The idea is to write in real time every single line of code, and if he had
tried to set up multiple platforms from the start he would have spent months
in mostly boring and repetitive tasks, while he wanted to get to game
programming as soon as possible, and get back to support more platforms later.

After the first few weeks setting up the windows code, the focus has been on
the game layer mostly.

He is using mostly straight C (stating several times that he loathes C++)
using a small subset of C++ features (function and operator overloading).

------
Kurtz79
I have been enjoying the stream a lot, thanks to HN community since I learned
about it here when it was starting.

Aside from the game development angle, the host has his own strong opinions on
programming in general that are quite unconventional, I do not agree with some
but they are interesting nonetheless.

And in general, it's fascinating seeing programmer with 20 years of experience
and which obviously loves his work teaching his craft.

------
ddv
This stream is fantastic even if you're not, or do not aspire to be, a game
programmer. I find it interesting to watch someone's thought process as they
flesh out their ideas and make something out of nothing.

------
alxmdev
_" If everyone in the next generation of game developers decides to use a pre-
fab engine, who will be left to make the new engines?"_

Implementing low-level systems yourself is a valuable exercise for games as
much as for any other software. You gain new appreciation for the things you
took for granted, and pre-made abstractions become even more intuitive because
you feel more in control of what's (probably) going on under the hood. One of
my pet projects is implementing graphics primitives in software - you'd be
surprised at the amount of tuning and iterations needed to make them fast,
clear, and correct.

------
mentos
I've been working with UE4 since april on a personal project of mine (fps).
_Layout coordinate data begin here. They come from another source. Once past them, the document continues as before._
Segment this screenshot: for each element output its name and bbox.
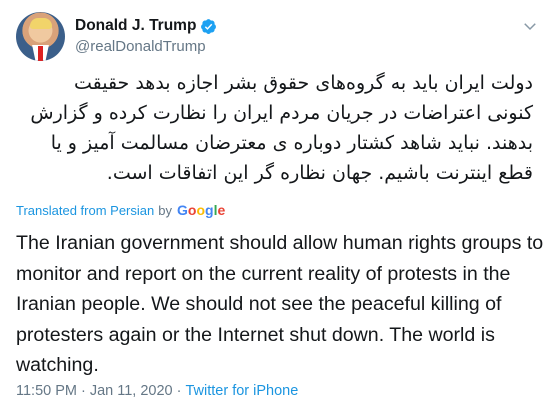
google-logo: Google: [176, 202, 226, 218]
tweet-card: Donald J. Trump @realDonaldTrump دولت ای…: [0, 0, 555, 416]
meta-separator: ·: [176, 383, 182, 399]
chevron-down-icon[interactable]: [521, 17, 539, 35]
author-display-name[interactable]: Donald J. Trump: [75, 17, 196, 35]
tweet-time[interactable]: 11:50 PM: [16, 383, 77, 399]
verified-badge-icon: [201, 18, 217, 34]
author-name-row: Donald J. Trump: [75, 17, 217, 35]
meta-separator: ·: [81, 383, 86, 399]
tweet-date[interactable]: Jan 11, 2020: [90, 383, 173, 399]
author-handle[interactable]: @realDonaldTrump: [75, 38, 217, 55]
translation-attribution: Translated from Persian by Google: [16, 202, 225, 218]
avatar[interactable]: [16, 11, 65, 61]
tweet-header: Donald J. Trump @realDonaldTrump: [16, 10, 217, 62]
author-block: Donald J. Trump @realDonaldTrump: [75, 17, 217, 55]
tweet-original-text: دولت ایران باید به گروه‌های حقوق بشر اجا…: [30, 72, 533, 184]
translation-by: by: [158, 202, 172, 218]
translation-label[interactable]: Translated from Persian: [16, 203, 154, 218]
tweet-meta: 11:50 PM · Jan 11, 2020 · Twitter for iP…: [16, 383, 298, 399]
tweet-translated-text: The Iranian government should allow huma…: [16, 232, 544, 376]
tweet-source[interactable]: Twitter for iPhone: [185, 383, 298, 399]
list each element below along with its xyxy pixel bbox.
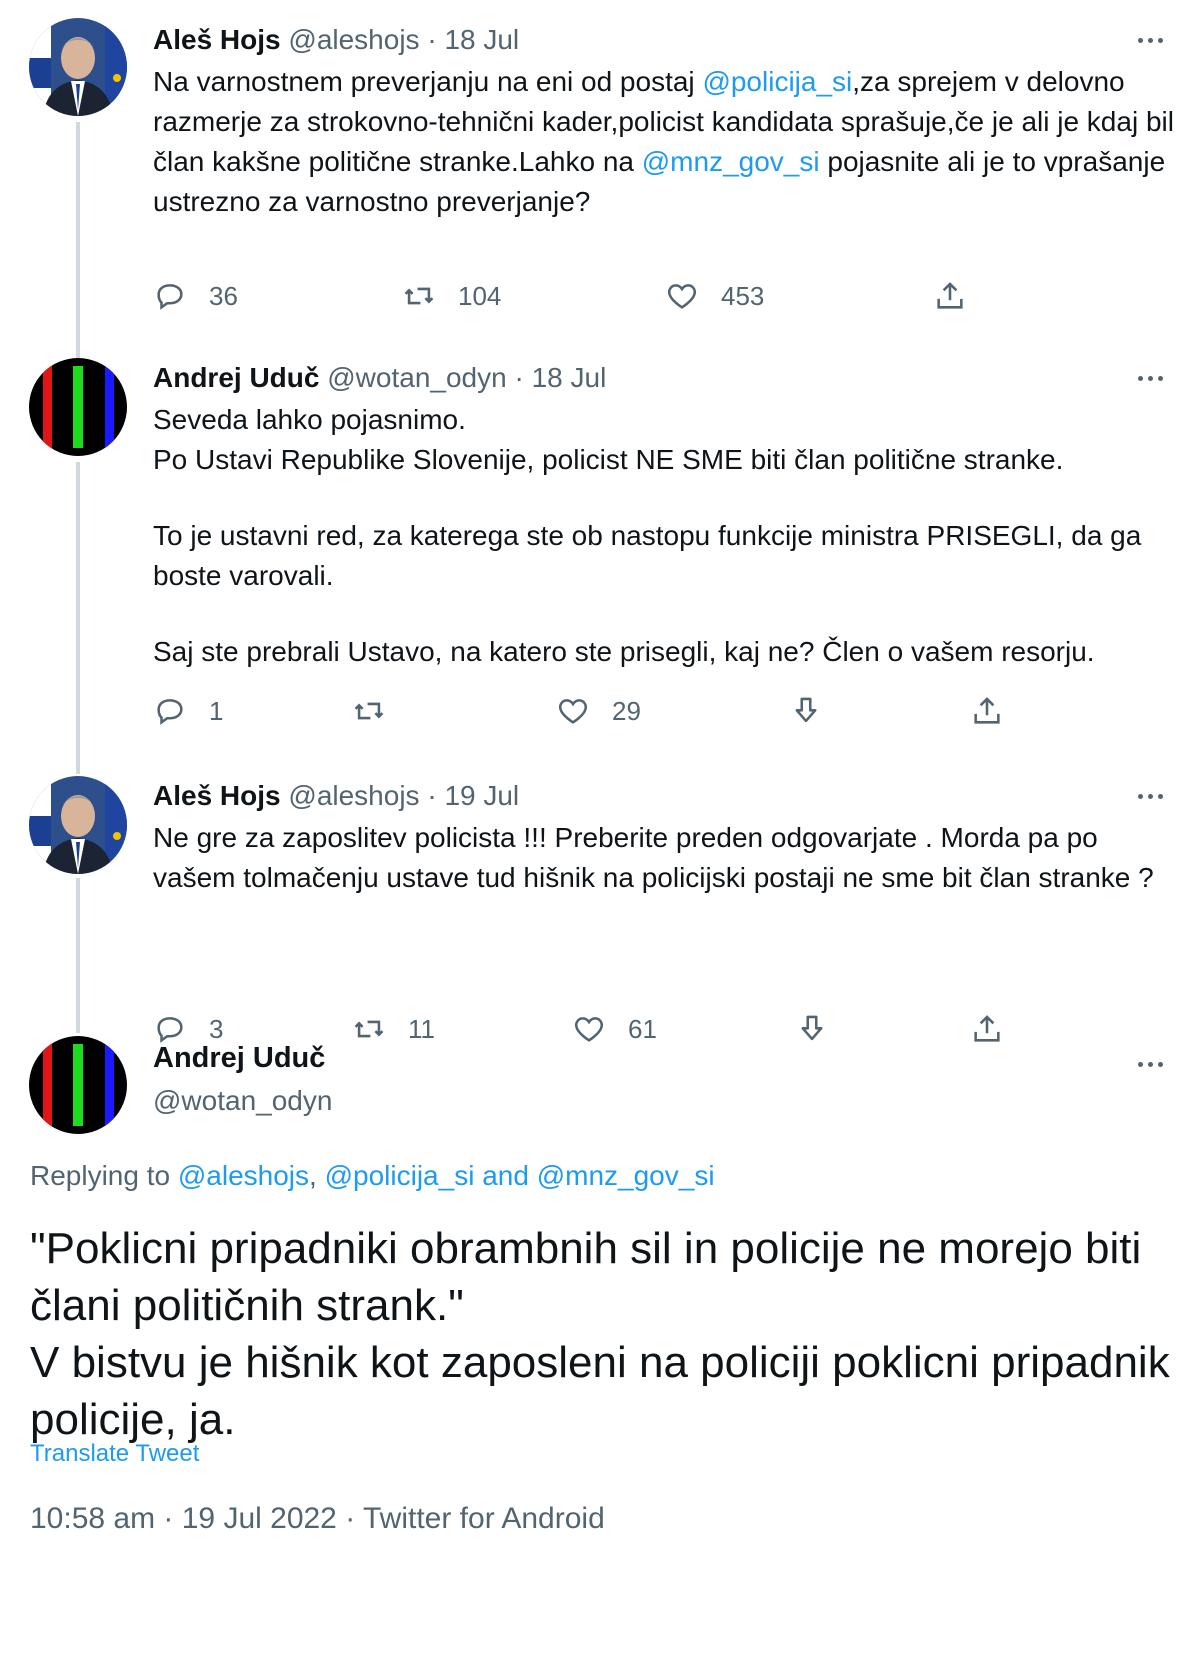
author-handle[interactable]: @aleshojs <box>288 24 419 55</box>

While there are layers of abstraction over all of this that I enjoy, I debate
really how important it is for me as a game developer to worry about them.

In the old-school days the role of engine developer and game developer were
the same.

Now I see there are two disciplines. Those that enjoy making video games and
those that enjoy making video game engines.

------
thorn
It is a good tutorial. But do take it with a pinch of salt, b/c I have already
seen some zealots defending this as religion of writing games from scratch as
something easy and achievable in short time. It is time consuming and takes
lots of practice and tweaking even for seasoned game developer.

And most importantly, if you want to deliver a complete game as single
developer/designer, doing it from scratch is probably the wrong path to take.
You would have to wear so many other hats besides just game programming.

But if you want to build renderers and learn the craft of rendering stuff in
low level. Or you are doing as a hobby without intention to deliver a complete
game with rich content, then this tutorial is good for ya!

------
nemesisrobot
I just discovered this about a week ago, and am only a few videos into it (Day
006), but it's been great so far. Like a some people have pointed out, Casey
has some strong opinions about things that I don't completely agree with, but
I've already learned a lot, and it's really cool to see the thought process of
someone who is clearly very smart and has a lot of experience doing this sort
of thing.

On a side note, it's also pretty cool just watching him work in emacs. I just
started learning emacs myself and he's wicked fast!

------
runevault
I hadn't seen this before, but now I've subscribed to the youtube channel so I
can watch the videos as I get time. This entire project sounds amazing :).

------
bobajeff
When i think of old school game programming I think of programming in assembly
directly onto a ROM chip.